When I joined Gross Girls Club over a year ago, I immediately understood the group as a ‘fight club’ for women. The rules were simple: don’t apologize for being a gross girl, support your sisters, and don’t talk about Gross Girls Club. The club is a private group by invitation only, and the privacy of the group forms an unspoken social contract: users will refrain from speaking about Gross Girl’s posts outside of the club. This social contract plays a vital role by acting as a safety net for the group because posts can range on topics from abuse to drug addiction. The social contract encourages women to freely post about such issues without fear of the repercussions experienced in other areas of social media.


However, the social contract may perpetuate a false sense of security for private group users. A quote from Wend Chun caught my attention during our readings for this week. When discussing the publicly private aspects of new media, Chun states, “...this notion of new media as erosion depends on the prior acceptance of networks as fundamentally personal and private, a notion that depends on certain habits of privacy that often undermine the very privacy sought” (Chun 13). This quote resonated with me when I thought of the ‘publicness’ within private groups.

Posting to any network entails that the user present information to a public sphere. Unlike a diary that keeps that information within a private medium, most networks, especially social networks, necessitate users to post information that is circulated amongst other users even in private groups. If private groups require public posts, why do private group users still see these posts as private?


I think that the social contract of such groups gives rise to that false sense of security. Gross Girls Club provides an example of this problem. A few months ago, a woman had posted personal information about an abuser that could put her safety at risk. That information was then relayed by a user to an individual outside of the group. When information about her post began to circulate outside of the group, that woman’s safety was threatened by the very privacy she sought security in.


By posting within a group labeled as private, users assume that those posts are unable to be seen outside of that group. However, once those private thoughts or images are disseminated in a given network those posts have entered a public realm of discourse. The false ‘refuge of privacy’ that Chun discusses can be explained by social contracts within private groups. Social contracts are easily broken, and privacy is only maintained as far as the group’s users adhere to those contracts. Thus, the very idea of privacy is determined by public relations with others. To believe that privacy exists outside of those relations creates a false refuge that could have dangerous consequences in networked communities. Even my blog post, though preapproved by the Gross Girl’s admins and users, violates the false refuge of privacy that these types of communities create.

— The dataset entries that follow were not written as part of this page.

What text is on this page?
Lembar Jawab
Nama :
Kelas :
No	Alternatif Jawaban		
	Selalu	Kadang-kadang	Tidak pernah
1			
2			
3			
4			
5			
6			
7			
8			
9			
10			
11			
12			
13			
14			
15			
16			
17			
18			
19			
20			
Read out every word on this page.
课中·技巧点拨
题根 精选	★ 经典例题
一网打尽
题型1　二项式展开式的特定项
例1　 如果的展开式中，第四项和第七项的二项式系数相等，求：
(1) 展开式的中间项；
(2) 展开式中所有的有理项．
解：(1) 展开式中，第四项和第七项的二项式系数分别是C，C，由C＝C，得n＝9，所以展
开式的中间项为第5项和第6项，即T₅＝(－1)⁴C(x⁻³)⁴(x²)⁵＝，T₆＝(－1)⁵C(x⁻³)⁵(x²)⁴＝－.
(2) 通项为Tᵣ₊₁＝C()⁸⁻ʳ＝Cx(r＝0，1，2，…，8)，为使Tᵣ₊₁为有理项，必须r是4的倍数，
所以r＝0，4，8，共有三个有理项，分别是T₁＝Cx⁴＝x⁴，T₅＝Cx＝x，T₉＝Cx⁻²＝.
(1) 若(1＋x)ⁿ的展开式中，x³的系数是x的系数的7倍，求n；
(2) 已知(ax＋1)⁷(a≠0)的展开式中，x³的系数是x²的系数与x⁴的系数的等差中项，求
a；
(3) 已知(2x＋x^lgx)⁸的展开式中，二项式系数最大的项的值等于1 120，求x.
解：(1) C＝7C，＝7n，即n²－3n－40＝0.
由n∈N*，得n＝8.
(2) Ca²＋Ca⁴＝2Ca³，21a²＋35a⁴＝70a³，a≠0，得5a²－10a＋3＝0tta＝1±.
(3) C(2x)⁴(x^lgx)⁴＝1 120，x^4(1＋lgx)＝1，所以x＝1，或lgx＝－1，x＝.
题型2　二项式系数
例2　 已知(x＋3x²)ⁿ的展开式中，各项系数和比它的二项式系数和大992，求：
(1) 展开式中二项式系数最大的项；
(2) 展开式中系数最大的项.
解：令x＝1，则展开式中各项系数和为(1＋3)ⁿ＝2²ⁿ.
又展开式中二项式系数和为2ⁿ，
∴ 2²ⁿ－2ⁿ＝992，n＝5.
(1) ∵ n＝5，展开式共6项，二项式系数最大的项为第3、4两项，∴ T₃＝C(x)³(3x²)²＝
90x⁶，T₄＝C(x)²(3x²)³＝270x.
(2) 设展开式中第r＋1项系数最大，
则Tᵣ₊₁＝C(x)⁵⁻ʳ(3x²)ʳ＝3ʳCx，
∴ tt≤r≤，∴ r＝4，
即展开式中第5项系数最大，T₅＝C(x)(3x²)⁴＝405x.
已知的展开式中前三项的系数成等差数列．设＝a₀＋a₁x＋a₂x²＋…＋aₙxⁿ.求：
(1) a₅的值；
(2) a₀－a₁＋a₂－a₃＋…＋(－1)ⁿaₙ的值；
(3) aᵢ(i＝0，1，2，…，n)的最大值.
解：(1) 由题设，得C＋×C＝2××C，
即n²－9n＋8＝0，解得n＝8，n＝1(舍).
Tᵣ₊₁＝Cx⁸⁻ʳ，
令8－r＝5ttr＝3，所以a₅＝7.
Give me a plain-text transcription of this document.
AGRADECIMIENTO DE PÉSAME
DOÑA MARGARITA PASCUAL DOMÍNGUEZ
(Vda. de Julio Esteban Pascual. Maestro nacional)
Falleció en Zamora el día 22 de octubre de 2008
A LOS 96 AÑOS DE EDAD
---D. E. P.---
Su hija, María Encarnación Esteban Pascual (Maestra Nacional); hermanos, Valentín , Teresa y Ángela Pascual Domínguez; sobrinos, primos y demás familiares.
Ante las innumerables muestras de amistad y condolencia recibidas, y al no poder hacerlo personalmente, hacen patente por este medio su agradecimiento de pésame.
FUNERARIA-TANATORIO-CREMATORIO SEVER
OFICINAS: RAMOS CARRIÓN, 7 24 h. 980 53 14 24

I want to make clear that I do not want to attack groups like Gross Girls. I believe these groups are important because they offer platform to vocalize problems in a community with little to no judgment. However, the very act of vocalizing needs to be brought into the center of attention. To vocalize within a community is the act of abandoning privacy, and as Chun states, “… we need to embrace the fundamentally nonpersonal nature of our network communications” ( Chun 13). I think that embracing the publicness of these communities would make these groups a safer place for all private group users.